Face à cet important développement de la situation, le gouvernement
français a réaffirmé sa détermination à empêcher les «groupes armés»
de porter atteinte aux populations dans la zone de sécurité dont elle
souhaite la création dans le sud-ouest de ce pays.
Sur le terrain, le FPR a pris le contrôle de la totalité de Kigali
désertée, après s'être emparé lors de violents combats de l'important
camp de la gendarmerie de Kacyiru (nord de la ville) et du camp de la
garde présidentielle à l'est. Ces deux camps étaient les principales
positions que les forces gouvernementales conservaient dans la ville.
Lundi matin, les armes s'étaient tues alors que les rebelles
pénétraient dans le centre-ville. L'avancée du FPR a immédiatement
provoqué un nouvel exode de la population qui s'est lancée sur les
routes de l'ouest et du nord du pays, alors que les forces armées ont
fui la ville de même que leur commandement.

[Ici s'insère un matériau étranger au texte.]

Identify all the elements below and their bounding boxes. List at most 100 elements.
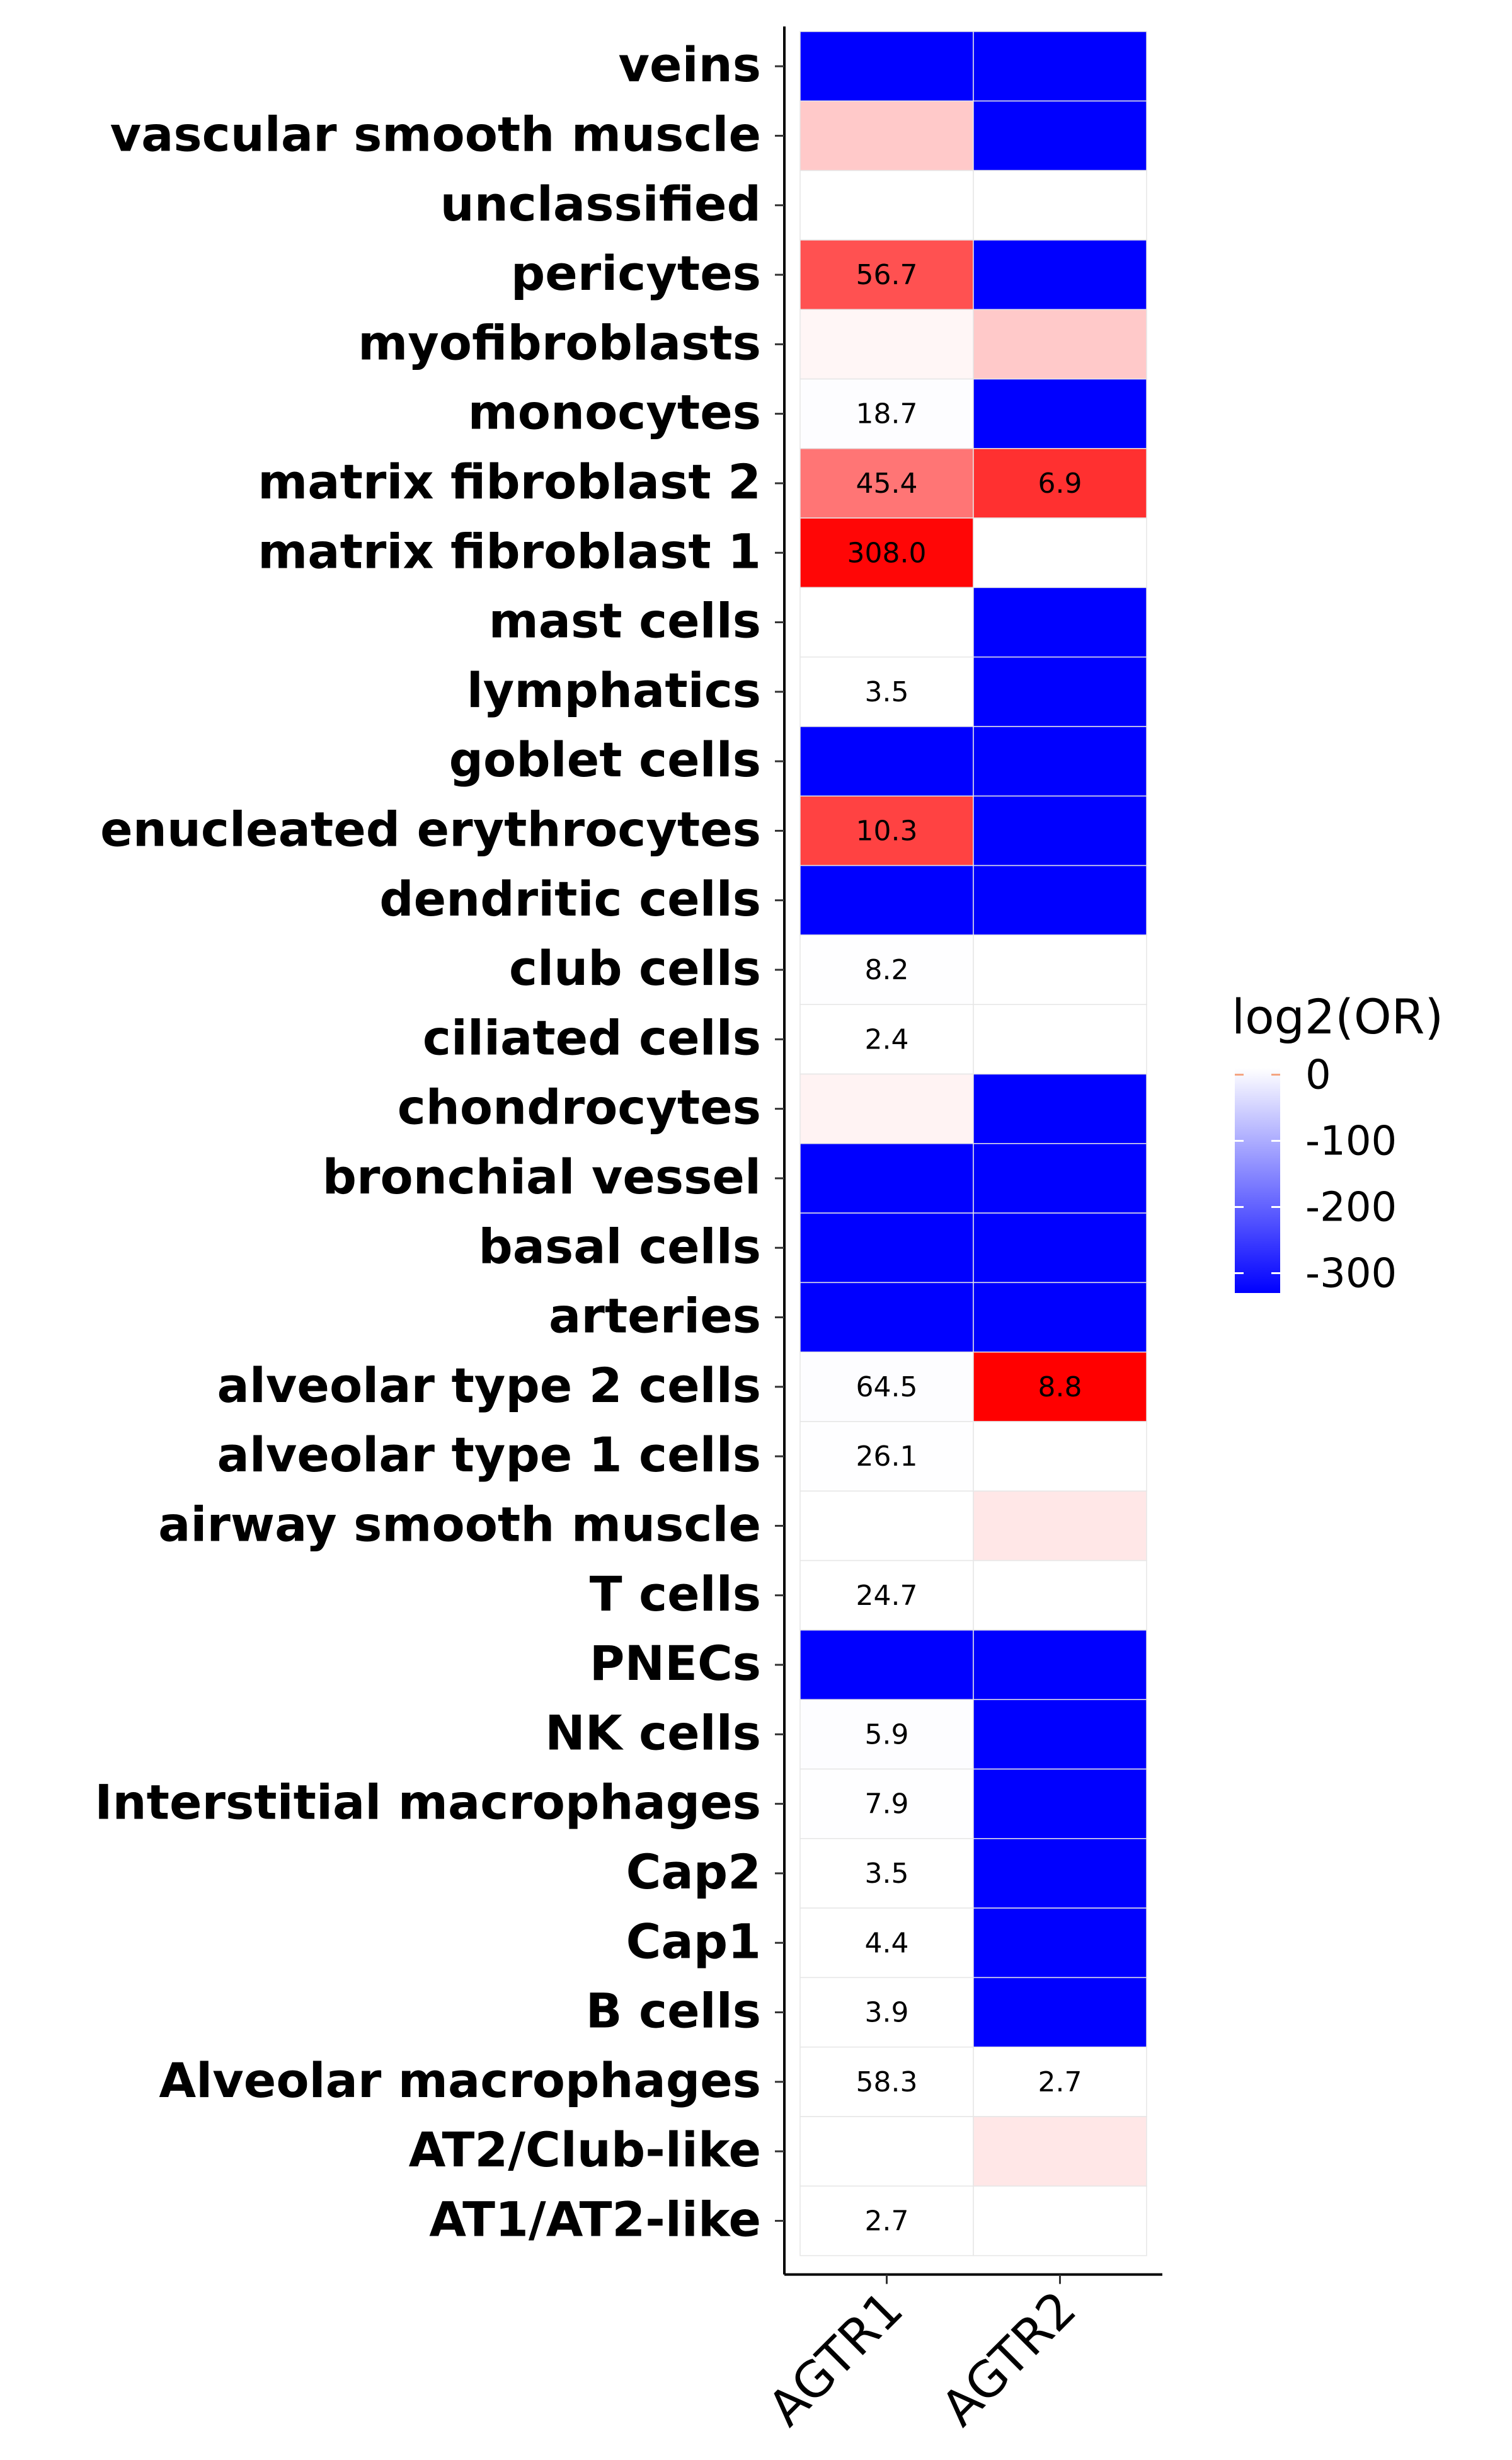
y-tick-label-basal-cells: basal cells [478, 1218, 761, 1274]
y-tick-label-b-cells: B cells [586, 1983, 761, 2039]
heatmap-cell-interstitial-macrophages-agtr1 [799, 1768, 974, 1839]
heatmap-cell-at2-club-like-agtr1 [799, 2116, 974, 2187]
heatmap-cell-goblet-cells-agtr1 [799, 726, 974, 797]
heatmap-cell-arteries-agtr1 [799, 1282, 974, 1353]
y-tick-label-alveolar-type-1-cells: alveolar type 1 cells [217, 1427, 761, 1483]
heatmap-cell-airway-smooth-muscle-agtr2 [973, 1490, 1147, 1561]
heatmap-cell-dendritic-cells-agtr2 [973, 865, 1147, 936]
y-tick-label-unclassified: unclassified [440, 176, 761, 232]
cell-label-matrix-fibroblast-2-agtr2: 6.9 [1038, 468, 1082, 500]
y-tick-label-veins: veins [619, 37, 761, 93]
heatmap-cell-bronchial-vessel-agtr2 [973, 1143, 1147, 1214]
cell-label-cap2-agtr1: 3.5 [865, 1858, 909, 1890]
heatmap-cell-lymphatics-agtr1 [799, 656, 974, 727]
heatmap-cell-alveolar-macrophages-agtr1 [799, 2046, 974, 2117]
heatmap-cell-bronchial-vessel-agtr1 [799, 1143, 974, 1214]
cell-label-interstitial-macrophages-agtr1: 7.9 [865, 1788, 909, 1820]
heatmap-cell-t-cells-agtr1 [799, 1560, 974, 1631]
heatmap-cell-matrix-fibroblast-1-agtr1 [799, 517, 974, 589]
heatmap-cell-cap1-agtr2 [973, 1907, 1147, 1979]
y-tick-label-dendritic-cells: dendritic cells [379, 871, 761, 927]
y-tick-label-matrix-fibroblast-1: matrix fibroblast 1 [258, 523, 761, 579]
y-tick-label-lymphatics: lymphatics [467, 662, 761, 718]
y-tick-label-chondrocytes: chondrocytes [398, 1079, 761, 1135]
heatmap-cell-dendritic-cells-agtr1 [799, 865, 974, 936]
heatmap-cell-t-cells-agtr2 [973, 1560, 1147, 1631]
heatmap-cell-alveolar-type-1-cells-agtr2 [973, 1421, 1147, 1492]
heatmap-cell-arteries-agtr2 [973, 1282, 1147, 1353]
y-tick-label-at1-at2-like: AT1/AT2-like [429, 2191, 761, 2247]
y-tick-label-pericytes: pericytes [511, 245, 761, 301]
heatmap-axes [775, 26, 1162, 2284]
cell-label-enucleated-erythrocytes-agtr1: 10.3 [856, 815, 918, 847]
heatmap-cell-basal-cells-agtr1 [799, 1212, 974, 1284]
heatmap-cell-vascular-smooth-muscle-agtr1 [799, 100, 974, 171]
y-tick-label-alveolar-macrophages: Alveolar macrophages [159, 2052, 761, 2108]
heatmap-cell-cap1-agtr1 [799, 1907, 974, 1979]
heatmap-cell-club-cells-agtr2 [973, 934, 1147, 1005]
cell-label-alveolar-type-1-cells-agtr1: 26.1 [856, 1440, 918, 1473]
y-tick-label-monocytes: monocytes [468, 384, 761, 440]
legend-title: log2(OR) [1232, 989, 1443, 1045]
y-tick-label-arteries: arteries [549, 1288, 761, 1344]
heatmap-cell-pnecs-agtr2 [973, 1629, 1147, 1700]
y-tick-label-goblet-cells: goblet cells [449, 732, 761, 788]
cell-label-lymphatics-agtr1: 3.5 [865, 676, 909, 708]
heatmap-cell-at2-club-like-agtr2 [973, 2116, 1147, 2187]
heatmap-cell-b-cells-agtr2 [973, 1977, 1147, 2048]
heatmap-cell-pericytes-agtr2 [973, 239, 1147, 310]
legend: log2(OR) 0 -100 -200 -300 [1232, 989, 1443, 1297]
heatmap-cell-interstitial-macrophages-agtr2 [973, 1768, 1147, 1839]
y-tick-label-cap1: Cap1 [626, 1913, 761, 1969]
legend-tick-label-0: 0 [1305, 1052, 1331, 1099]
heatmap-cell-cap2-agtr1 [799, 1838, 974, 1909]
heatmap-cell-unclassified-agtr1 [799, 170, 974, 241]
heatmap-cell-alveolar-macrophages-agtr2 [973, 2046, 1147, 2117]
heatmap-cell-veins-agtr1 [799, 31, 974, 102]
heatmap-cell-mast-cells-agtr2 [973, 587, 1147, 658]
cell-label-alveolar-type-2-cells-agtr2: 8.8 [1038, 1371, 1082, 1403]
heatmap-cell-labels: 56.7 18.7 45.4 6.9 308.0 3.5 10.3 8.2 2.4 64.5 8.8… [847, 259, 1082, 2237]
cell-label-pericytes-agtr1: 56.7 [856, 259, 918, 291]
heatmap-cell-mast-cells-agtr1 [799, 587, 974, 658]
y-tick-label-alveolar-type-2-cells: alveolar type 2 cells [217, 1357, 761, 1413]
heatmap-cell-vascular-smooth-muscle-agtr2 [973, 100, 1147, 171]
heatmap-cell-alveolar-type-2-cells-agtr1 [799, 1351, 974, 1422]
heatmap-cell-myofibroblasts-agtr1 [799, 309, 974, 380]
cell-label-club-cells-agtr1: 8.2 [865, 954, 909, 986]
cell-label-alveolar-type-2-cells-agtr1: 64.5 [856, 1371, 918, 1403]
cell-label-matrix-fibroblast-1-agtr1: 308.0 [847, 537, 927, 569]
heatmap-cell-at1-at2-like-agtr2 [973, 2185, 1147, 2256]
cell-label-matrix-fibroblast-2-agtr1: 45.4 [856, 468, 918, 500]
legend-tick-label-1: -100 [1305, 1118, 1397, 1165]
cell-label-nk-cells-agtr1: 5.9 [865, 1718, 909, 1750]
heatmap-cell-monocytes-agtr1 [799, 378, 974, 449]
y-tick-label-at2-club-like: AT2/Club-like [409, 2122, 761, 2178]
y-tick-label-enucleated-erythrocytes: enucleated erythrocytes [100, 801, 761, 857]
heatmap-cell-nk-cells-agtr1 [799, 1699, 974, 1770]
y-tick-label-interstitial-macrophages: Interstitial macrophages [94, 1774, 761, 1831]
heatmap-cell-airway-smooth-muscle-agtr1 [799, 1490, 974, 1561]
legend-colorbar [1235, 1068, 1280, 1293]
y-tick-label-pnecs: PNECs [590, 1635, 761, 1691]
heatmap-cell-goblet-cells-agtr2 [973, 726, 1147, 797]
heatmap-cell-alveolar-type-1-cells-agtr1 [799, 1421, 974, 1492]
heatmap-cell-pnecs-agtr1 [799, 1629, 974, 1700]
heatmap-cell-pericytes-agtr1 [799, 239, 974, 310]
heatmap-cell-b-cells-agtr1 [799, 1977, 974, 2048]
y-tick-label-vascular-smooth-muscle: vascular smooth muscle [110, 106, 761, 162]
y-tick-label-mast-cells: mast cells [489, 593, 761, 649]
cell-label-ciliated-cells-agtr1: 2.4 [865, 1023, 909, 1055]
heatmap-cell-lymphatics-agtr2 [973, 656, 1147, 727]
cell-label-at1-at2-like-agtr1: 2.7 [865, 2205, 909, 2237]
heatmap-cell-alveolar-type-2-cells-agtr2 [973, 1351, 1147, 1422]
cell-label-cap1-agtr1: 4.4 [865, 1927, 909, 1959]
heatmap-cell-monocytes-agtr2 [973, 378, 1147, 449]
cell-label-t-cells-agtr1: 24.7 [856, 1580, 918, 1612]
heatmap-cells [799, 31, 1147, 2256]
y-tick-label-ciliated-cells: ciliated cells [423, 1009, 761, 1066]
heatmap-cell-matrix-fibroblast-2-agtr1 [799, 448, 974, 519]
y-tick-label-nk-cells: NK cells [545, 1704, 761, 1761]
cell-label-monocytes-agtr1: 18.7 [856, 398, 918, 430]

Je suis si heureux, j'ai rêvé pendant tellement longtemps de marcher
dans les rues de Kigali, a dit le colonel du FPR Frank Mugambe, en
visitant l'ancien bastion des forces gouvernementales. Des colonnes
entières de soldats du FPR, épuisés et trempés, sont descendues des
collines pour prendre position dans la capitale.
Dans l'extrême sud du pays, Butare est tombé lundi matin aux mains du
FPR. Cette ville, située à 120 km de la frontière avec le Zaïre, avait
été qualifiée dimanche soir de ville-fantôme, abandonnée par ses
habitants ayant fui devant la poussée des rebelles. La ville est
privée totalement d'électricité, d'approvisionnement en carburant et
de nourriture.
C'est à la sortie de Butare que l'opération Turquoise a connu,
dimanche, son premier incident depuis le début de la mission des
troupes françaises au Rwanda, il y a dix jours. Selon des responsables
militaires français, une patrouille de parachutistes a répliqué à des
tirs de combattants du FPR non loin de la ville. Les tirs ont duré une
trentaine de secondes et n'ont pas fait de victime côté français.
Cependant, le secrétaire général du FPR, M. Théogène Rudasingwa, a
démenti lundi à Londres que des soldats français aient été la cible de
tirs à la sortie de Butare. Cette dernière allégation des milieux
français est absolument fausse. (...) Je suis certain que l'accrochage
n'a jamais eu lieu et suis complètement choqué d'entendre de telles
accusations, a-t-il affirmé dans une interview à la BBC. Le FPR s'est
d'autre part déclaré une nouvelle fois hostile au projet français de
créer une zone de sécurité. La proposition française, c'est pour
protéger les assassins, a indiqué un responsable du FPR à Bruxelles.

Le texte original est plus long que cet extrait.